Losing privacy: Has the media crossed the line with Ted Cruz? - opinion

Allowing this kind of intrusion into our personal lives without our permission is a clear manifestation of George Orwell’s predictions in his novel '1984.'

SEN. TED CRUZ wheels his luggage through Mexico’s Cancun International Airport before boarding his plane back to the US last Thursday. (photo credit: REUTERS)
SEN. TED CRUZ wheels his luggage through Mexico’s Cancun International Airport before boarding his plane back to the US last Thursday.
(photo credit: REUTERS)
 Shoshana Zuboff, a professor emeritus at the Harvard Business School and the author of The Age of Surveillance Capitalism, recently wrote a powerful piece in The New York Times titled “The Coup We Are Not Talking About.” In it, she makes the point that we can have democracy or we can have a surveillance society, but we cannot have both.
I was reminded of her article this week in watching the hullabaloo in the United States over Texas Sen. Ted Cruz’s ill-timed escape from the sub-zero temperatures and snow of Texas to a vacation in Cancun, Mexico.
I have no intention of passing judgment on Sen. Cruz in this article. He has offered his own mea culpa on why it was irresponsible for him, as the junior senator from that state to leave Texas in the middle of the coldest and snowiest winter in 50 years, serious enough to force the governor to declare a state of emergency in all of the state’s 254 counties. So I will leave further judgment to his constituents.
However, what made me think about Prof. Zuboff’s article was how the press handled this whole affair.

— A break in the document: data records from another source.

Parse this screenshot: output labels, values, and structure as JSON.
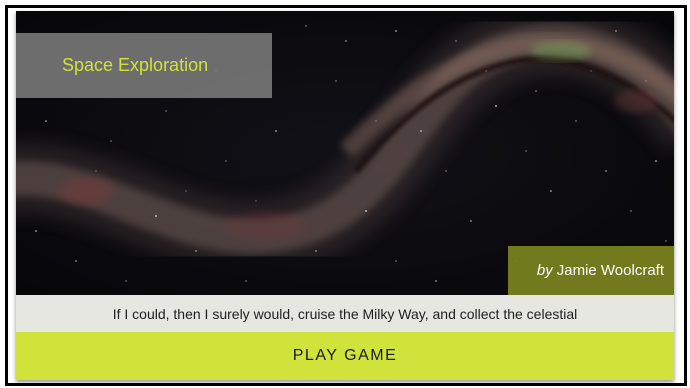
{
  "game_card": {
    "title": "Space Exploration",
    "author_prefix": "by",
    "author_name": "Jamie Woolcraft",
    "caption": "If I could, then I surely would, cruise the Milky Way, and collect the celestial",
    "play_button_label": "PLAY GAME",
    "hero_image": "milky-way-night-sky"
  },
  "colors": {
    "accent": "#cfe33a",
    "title_box": "#767676",
    "author_box": "#7c8420",
    "caption_bg": "#e7e7e2"
  }
}
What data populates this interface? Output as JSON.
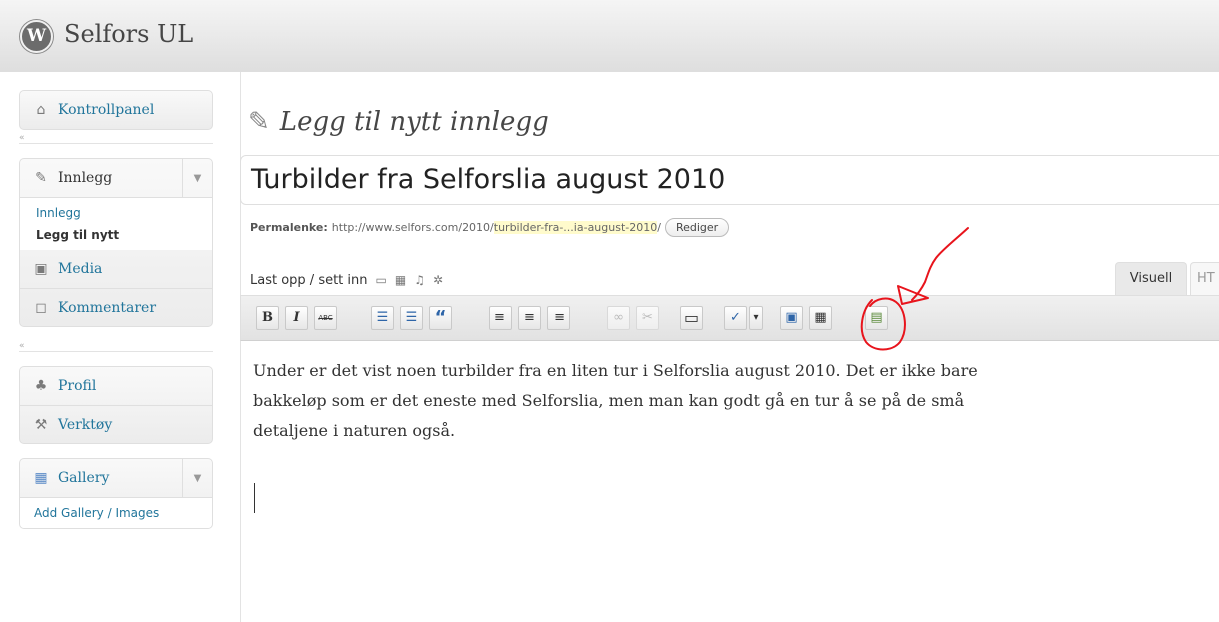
{
  "header": {
    "site_title": "Selfors UL",
    "logo_letter": "W"
  },
  "sidebar": {
    "dashboard": {
      "label": "Kontrollpanel",
      "icon": "house-icon"
    },
    "posts": {
      "label": "Innlegg",
      "icon": "pushpin-icon",
      "submenu": [
        {
          "label": "Innlegg"
        },
        {
          "label": "Legg til nytt",
          "current": true
        }
      ]
    },
    "media": {
      "label": "Media",
      "icon": "camera-icon"
    },
    "comments": {
      "label": "Kommentarer",
      "icon": "speech-bubble-icon"
    },
    "profile": {
      "label": "Profil",
      "icon": "users-icon"
    },
    "tools": {
      "label": "Verktøy",
      "icon": "tools-icon"
    },
    "gallery": {
      "label": "Gallery",
      "icon": "gallery-icon",
      "submenu": [
        {
          "label": "Add Gallery / Images"
        }
      ]
    },
    "collapse_glyph": "«",
    "toggle_glyph": "▼"
  },
  "main": {
    "page_title": "Legg til nytt innlegg",
    "post_title": "Turbilder fra Selforslia august 2010",
    "permalink": {
      "label": "Permalenke:",
      "base": "http://www.selfors.com/2010/",
      "slug": "turbilder-fra-...ia-august-2010",
      "suffix": "/",
      "edit_button": "Rediger"
    },
    "upload_label": "Last opp / sett inn",
    "upload_icons": [
      "image-icon",
      "video-icon",
      "audio-icon",
      "media-icon"
    ],
    "tabs": {
      "visual": "Visuell",
      "html": "HT"
    },
    "toolbar": [
      {
        "name": "bold-button",
        "glyph": "B"
      },
      {
        "name": "italic-button",
        "glyph": "I"
      },
      {
        "name": "strikethrough-button",
        "glyph": "ABC"
      },
      {
        "name": "bulleted-list-button",
        "glyph": "☰"
      },
      {
        "name": "numbered-list-button",
        "glyph": "☰"
      },
      {
        "name": "blockquote-button",
        "glyph": "“"
      },
      {
        "name": "align-left-button",
        "glyph": "≡"
      },
      {
        "name": "align-center-button",
        "glyph": "≡"
      },
      {
        "name": "align-right-button",
        "glyph": "≡"
      },
      {
        "name": "insert-link-button",
        "glyph": "∞"
      },
      {
        "name": "unlink-button",
        "glyph": "✂"
      },
      {
        "name": "insert-more-button",
        "glyph": "▭"
      },
      {
        "name": "spellcheck-button",
        "glyph": "✓"
      },
      {
        "name": "spellcheck-dropdown-button",
        "glyph": "▾"
      },
      {
        "name": "fullscreen-button",
        "glyph": "▣"
      },
      {
        "name": "kitchen-sink-button",
        "glyph": "▦"
      },
      {
        "name": "gallery-insert-button",
        "glyph": "▤"
      }
    ],
    "content": [
      "Under er det vist noen turbilder fra en liten tur i Selforslia august 2010. Det er ikke bare",
      "bakkeløp som er det eneste med Selforslia, men man kan godt gå en tur å se på de små",
      "detaljene i naturen også."
    ]
  },
  "annotation_color": "#e8141c"
}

Initially, Cruz told people that he never intended to escape Texas but that his daughters wanted to take a trip to Mexico, and he and his wife just took them there with the intention of coming right back. That story fell apart when research indicated that they had reservations at the hotel for a number of nights, not just one. OK, good research uncovered the deception. Then the story turns a bit scary.
The media, not satisfied to leave this alone, then went digging further and said they had proof that the trip had nothing at all to do with their daughter’s wanting to go to Mexico. How did they know that? Because they were able to secure copies of his wife’s multiple private text messages to her friends suggesting that those friends might want to consider joining the Cruzes in their escape from Texas, as they had found a great hotel deal at just $300+ per night in Cancun.
This kind of incursion into the private communication of the wife of Sen. Cruz is exactly what Prof. Zuboff warned about in her article about the epistemic coup that is taking place around us. For those not familiar with the word epistemic, not to worry, I had to look up the definition as well. It means “of or relating to knowledge or knowing.” 
IN A WORD, Zuboff’s point is that every thought we have that we commit to text and dispatch has the potential to be grabbed and misused, all without the permission of the writer.
Prof. Zuboff writes: “In an information civilization, societies are defined by questions of knowledge – how it is distributed, the authority that governs its distribution and the power that protects that authority. Who knows? Who decides who knows? Who decides who decides who knows? Surveillance capitalists now hold the answers to each question, though we never elected them to govern. This is the essence of the epistemic coup. They claim the authority to decide who knows by asserting ownership rights over our personal information and defend that authority with the power to control critical information systems and infrastructures.”
In other words, everything we commit to text or speech and send to someone else is now available to those who control the information (e.g. Facebook, Google, WhatsApp, etc.) and can be accessed and then used for whatever purpose.
Without judging the Cruz case, one can raise a reasonable question as to whether the private texts of Sen. Cruz’s wife should have been available at all to the media researchers who went looking for additional proof that the trip was not part of some long-standing plan. After all, Heidi Cruz thought her communication was between her and her friends. Nobody asked her if it was OK to use that information. She did not give anyone permission to use it. It was simply taken because it was possible to access it and use it for whatever purpose the “surveillance capitalists,” as Zuboff calls them, decided, and that is NOT OK! Allowing this kind of intrusion into our personal lives without our permission is a clear manifestation of George Orwell’s predictions in his novel 1984.
Prof Zuboff concludes her long and frightening piece: “Unless democracy revokes the license to steal and challenges the fundamental economics and operations of commercial surveillance, the epistemic coup will weaken and eventually transform democracy itself. We must make our choice. We may have democracy, or we may have surveillance society, but we cannot have both.”
Sadly, we are well on the road to losing democracy but we can and should still act to reign in the prerogatives of those who control the mass of information that circulates in cyberspace. The sooner democratic governments do so, the better off all of us will be. Let’s just hope it is not too late.
The author is CEO of Atid EDI Ltd., a Jerusalem-based business development consultancy; chair of the American State Offices Association; and former national president of the Association of Americans & Canadians in Israel.